68, année de toutes les libertés… et après ?

Avec Love love love, Les Amis musiquethéâtre ouvre sa saison avec une écriture « au vitriol » signée Mike Bartlett. Dans la mise en scène de Pietro Musillo, les quatre comédien·ne·s excellent pour faire rire le public, tout en le conduisant vers certaines tragédies…

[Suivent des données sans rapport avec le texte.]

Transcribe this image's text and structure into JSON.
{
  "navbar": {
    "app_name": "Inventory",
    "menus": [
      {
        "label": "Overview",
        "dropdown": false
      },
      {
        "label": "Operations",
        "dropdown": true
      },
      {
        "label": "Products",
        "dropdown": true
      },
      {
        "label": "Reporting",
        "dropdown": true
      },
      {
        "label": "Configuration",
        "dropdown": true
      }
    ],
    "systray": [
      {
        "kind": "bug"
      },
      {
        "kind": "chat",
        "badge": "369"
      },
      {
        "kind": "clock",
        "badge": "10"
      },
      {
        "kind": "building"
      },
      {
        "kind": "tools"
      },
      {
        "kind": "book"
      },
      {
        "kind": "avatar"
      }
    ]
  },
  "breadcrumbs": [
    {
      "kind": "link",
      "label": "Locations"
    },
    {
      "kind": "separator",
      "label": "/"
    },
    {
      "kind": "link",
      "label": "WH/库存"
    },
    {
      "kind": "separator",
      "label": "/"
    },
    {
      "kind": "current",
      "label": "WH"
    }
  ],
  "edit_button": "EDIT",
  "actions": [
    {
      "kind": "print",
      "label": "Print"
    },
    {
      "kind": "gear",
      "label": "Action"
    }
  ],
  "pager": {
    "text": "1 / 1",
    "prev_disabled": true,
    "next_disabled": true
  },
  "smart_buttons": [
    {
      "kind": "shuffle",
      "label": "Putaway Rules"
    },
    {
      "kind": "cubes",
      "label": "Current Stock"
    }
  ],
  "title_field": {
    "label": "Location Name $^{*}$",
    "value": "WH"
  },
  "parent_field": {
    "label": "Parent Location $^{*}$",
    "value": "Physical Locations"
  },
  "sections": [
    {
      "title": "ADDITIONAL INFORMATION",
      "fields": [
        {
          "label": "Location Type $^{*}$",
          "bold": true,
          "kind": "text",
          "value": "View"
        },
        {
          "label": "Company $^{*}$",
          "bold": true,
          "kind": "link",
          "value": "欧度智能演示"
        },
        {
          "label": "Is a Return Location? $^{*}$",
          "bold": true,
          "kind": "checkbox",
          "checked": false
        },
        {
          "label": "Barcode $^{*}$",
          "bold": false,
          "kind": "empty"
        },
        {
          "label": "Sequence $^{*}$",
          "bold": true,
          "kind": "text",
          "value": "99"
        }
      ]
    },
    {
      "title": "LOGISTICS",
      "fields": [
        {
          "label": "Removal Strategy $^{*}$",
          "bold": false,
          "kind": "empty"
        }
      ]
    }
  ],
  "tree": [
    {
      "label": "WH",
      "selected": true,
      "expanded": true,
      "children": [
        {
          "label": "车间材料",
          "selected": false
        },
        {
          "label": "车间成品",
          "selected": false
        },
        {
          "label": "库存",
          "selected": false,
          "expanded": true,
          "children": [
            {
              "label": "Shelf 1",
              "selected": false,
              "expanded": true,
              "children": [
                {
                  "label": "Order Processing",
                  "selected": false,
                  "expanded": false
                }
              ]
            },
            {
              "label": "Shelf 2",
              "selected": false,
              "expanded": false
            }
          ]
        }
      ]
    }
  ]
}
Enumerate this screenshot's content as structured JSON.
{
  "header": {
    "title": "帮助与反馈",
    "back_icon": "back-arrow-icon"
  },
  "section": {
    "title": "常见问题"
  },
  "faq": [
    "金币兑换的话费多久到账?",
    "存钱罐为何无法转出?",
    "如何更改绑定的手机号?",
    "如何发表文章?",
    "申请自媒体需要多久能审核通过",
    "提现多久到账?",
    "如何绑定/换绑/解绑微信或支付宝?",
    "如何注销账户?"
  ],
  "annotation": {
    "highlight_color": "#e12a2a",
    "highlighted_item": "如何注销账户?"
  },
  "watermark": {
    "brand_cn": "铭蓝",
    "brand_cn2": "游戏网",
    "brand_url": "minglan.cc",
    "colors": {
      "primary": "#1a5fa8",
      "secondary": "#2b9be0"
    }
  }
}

Love love love : le titre est directement inspiré du célèbre morceau des Beatles All you need is love, morceau phare de la Génération 68, et surtout celui de Sandra (Marie Druc) et Kenneth (Vincent Bonillo), le couple que l’on suit à travers les trois temps du spectacle. Il y a d’abord leur rencontre, alors que Sandra fréquente Henri (Thomas Diebold), le grand frère de Kenneth. Mais leurs différences sautent immédiatement aux yeux, et c’est au bras du cadet qu’elle partira pour vivre l’aventure. On les retrouve trente ans plus tard, avec leurs deux enfants, Rosie (Madeleine Raykov) et Jamie (Thomas Diebold). La famille est parfaite, du moins en apparence : Sandra oublie ses enfants, et Kenneth minimise ses frasques. Et, alors qu’ils décident de divorcer après être allé·e·s voir ailleurs, les enfants peineront à s’en remettre. C’est ce qui ressort de la troisième temporalité, après l’entracte. Vingt ans après la séquence précédente, Sandra et Kenneth ont refait leur vie. Mais la réunion de famille initiée par Rosie, devenue violoniste professionnelle, tourne au cauchemar…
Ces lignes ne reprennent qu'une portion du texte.